The news reporter felt uneasy and skipped this curtain scene. A cheerful man jumped out of the flock and returned to the plane seat of the second jet, Reagan Media’s “Zoo,” where he stood up on the engine, telling an unusually exciting development.

“Hello, hello,” the hilarious man said to the anchor desk where Action News witnesses were alive, with a microphone connection on the plane. “I’m going here,” he said, cocking the baritone like a revolver. “And 3, 2, 1:’Ronald Reagan today agreed to a one-on-one discussion with President Carter …'”

Thus, the hope that the campaign may prove to be more than an isolated jet caravan traveling separately across the United States on the nightly television news screen has returned.

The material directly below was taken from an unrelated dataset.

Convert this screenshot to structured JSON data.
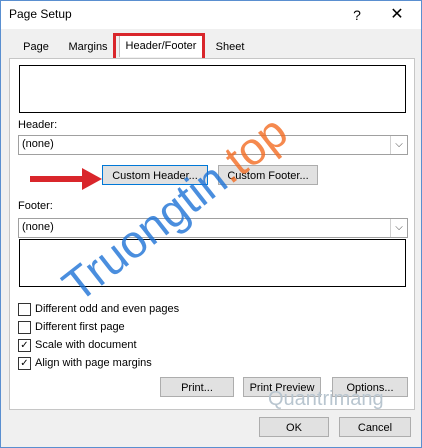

In 1993, the Bronx Zoo changed its name. In Mr. Klein’s hands, it’s a one-sided story, with a confused ironic soup lurking just below the surface of the Times.

February 4, 1993

The New York Zoological Society has determined that the word “zoo” has become an urban zoo on a limited horizon and announced yesterday that it will remove the word from Bronx Zoo, Central Park Zoo, Queens Zoo and Prospect Park Zoo.

Society Chairman William Conway said it will be called a wildlife conservation park from Monday. But he says he has to do something about the little words.

“I’ve been here for 37 years, and it’s like changing the name of my dad,” he said. “But it’s about time.”

After discussing the idea of ​​abandoning the “zoo” for the past two years, it’s time for social directors to finally agree with Mr. Conway and take seriously the city and the world that society runs far more than zoos. I said I came. , 158 conservation and research projects are active around the world.

“It’s far beyond what you see at the zoo,” Conway said unspeakably during the interview.

“It’s a short, sharp zoo. I know there was a problem,” he said. “But in the American Heritage Dictionary, the word” zoo “has a secondary meaning of the situation or place marked by” rampant confusion or confusion. ” We are not confused or confused. And it’s really too late for the simple idea of ​​a traditional zoo. The sea needs to change. “

With a history of 98 years, the association is moving in a direction that makes it hard to see the word in its title, and has officially changed its name to NYZS / The Wildlife Conservation Society.